Recognizing the negative impacts and vulnerability caused by climate change, managers have recently implemented various guidelines, policies, laws, and measures to effectively respond to climate change and ensure sustainable development. This has particularly focused on the energy sector. In December 2022, Vietnam participated in the Just Energy Transition Partnership (JETP).
With policy support, the solar and wind power markets have developed rapidly, significantly contributing to the energy structure. The Vietnam Energy Outlook Report – Path to Net Zero (June 2024) highlights noteworthy figures: from 2020 to 2023, the total mobilized wind power capacity increased from approximately 538 MW to about 5,059 MW; solar power capacity increased from 8,823 MW to about 16,568 MW. Additionally, there are 23 biomass power projects with a total capacity of about 523 MW. The total renewable energy capacity in the entire system increased from 15.6% to 27.1%, with Vietnam’s electricity system now leading ASEAN.
However, evaluations indicate that the overall development of energy, particularly renewable energy, has revealed limitations and created barriers to the transition and development of domestic renewable energy.
Addressing the challenges of renewable energy development, Dr. Nguyễn Đức Hiển, Deputy Head of the Central Economic Committee, noted that the localization rate of energy technology is still low, lacking mechanisms to support and promote technological localization. The localization rate needs to be increased, but currently, most equipment for transmission and the energy industry still needs to be imported.
Forecasts show that in the coming years, domestic electricity demand will grow by about 8-10% per year. Meanwhile, fossil energy sources like coal, oil, and gas are gradually depleting and harmful to the environment. This poses a significant challenge in ensuring a stable and sustainable energy supply.
According to Mr. Stuart Livesey, a member of the Executive Board and Co-Chair of the Green Development Subcommittee of the European Chamber of Commerce in Vietnam (EuroCham), Vietnam has achieved initial success in energy transition but needs to maximize international financial support mechanisms and strengthen the trust of FDI enterprises.
Elaborating further, Mr. Stuart Livesey shared that renewable energy accounts for a significant share of Vietnam’s power generation capacity. Some important regulations to promote renewable energy development have also been approved. However, the approved policies have not yet instilled confidence in the foreign business community.
“In other sectors like industry and manufacturing, investors clearly understand the regulations and know the return on their investments. However, in Vietnam’s energy sector, there are still unclear factors making FDI enterprises hesitant to invest. To attract investment, policies need to be transparent and clear,” Mr. Stuart Livesey recommended.

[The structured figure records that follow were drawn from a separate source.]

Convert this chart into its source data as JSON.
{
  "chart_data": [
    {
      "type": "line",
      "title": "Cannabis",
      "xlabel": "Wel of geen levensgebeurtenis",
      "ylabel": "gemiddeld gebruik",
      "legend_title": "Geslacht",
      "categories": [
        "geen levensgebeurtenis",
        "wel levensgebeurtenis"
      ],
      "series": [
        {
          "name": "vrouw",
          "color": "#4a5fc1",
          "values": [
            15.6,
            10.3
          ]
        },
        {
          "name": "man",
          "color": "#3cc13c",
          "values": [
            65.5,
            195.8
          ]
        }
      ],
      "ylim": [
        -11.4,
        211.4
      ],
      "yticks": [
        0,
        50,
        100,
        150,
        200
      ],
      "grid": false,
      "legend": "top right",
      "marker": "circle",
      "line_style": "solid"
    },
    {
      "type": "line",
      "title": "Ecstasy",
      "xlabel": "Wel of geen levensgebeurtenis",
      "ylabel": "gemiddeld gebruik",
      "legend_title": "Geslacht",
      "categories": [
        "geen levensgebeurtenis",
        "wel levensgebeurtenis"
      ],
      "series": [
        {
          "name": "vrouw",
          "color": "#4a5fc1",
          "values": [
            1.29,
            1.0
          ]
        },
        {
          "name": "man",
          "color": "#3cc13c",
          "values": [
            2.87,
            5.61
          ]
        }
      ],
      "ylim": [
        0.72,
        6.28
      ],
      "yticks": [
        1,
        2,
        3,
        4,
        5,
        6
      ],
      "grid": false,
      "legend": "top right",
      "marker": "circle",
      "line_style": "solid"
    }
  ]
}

To motivate the development of the domestic renewable energy market, representatives of foreign business associations suggested that Vietnam leverage international financial mechanisms, including the Just Energy Transition Partnership (JETP). This mechanism allows Vietnam to access $15.5 billion in public and private capital over 3-5 years to address urgent needs, acting as a catalyst for Vietnam’s just energy transition. This amount will mainly be allocated as loans, with the remainder being grants.
Experts also believe that continuous policy updates and amendments to certain laws are necessary to attract resources for energy development, ensuring energy security and promoting renewable energy. The energy transition process will require a significant increase in investment capital and minimizing the impact on electricity costs. To meet these financial needs, a combination of resources, including international financial support, private investment, and state budget funds, is required.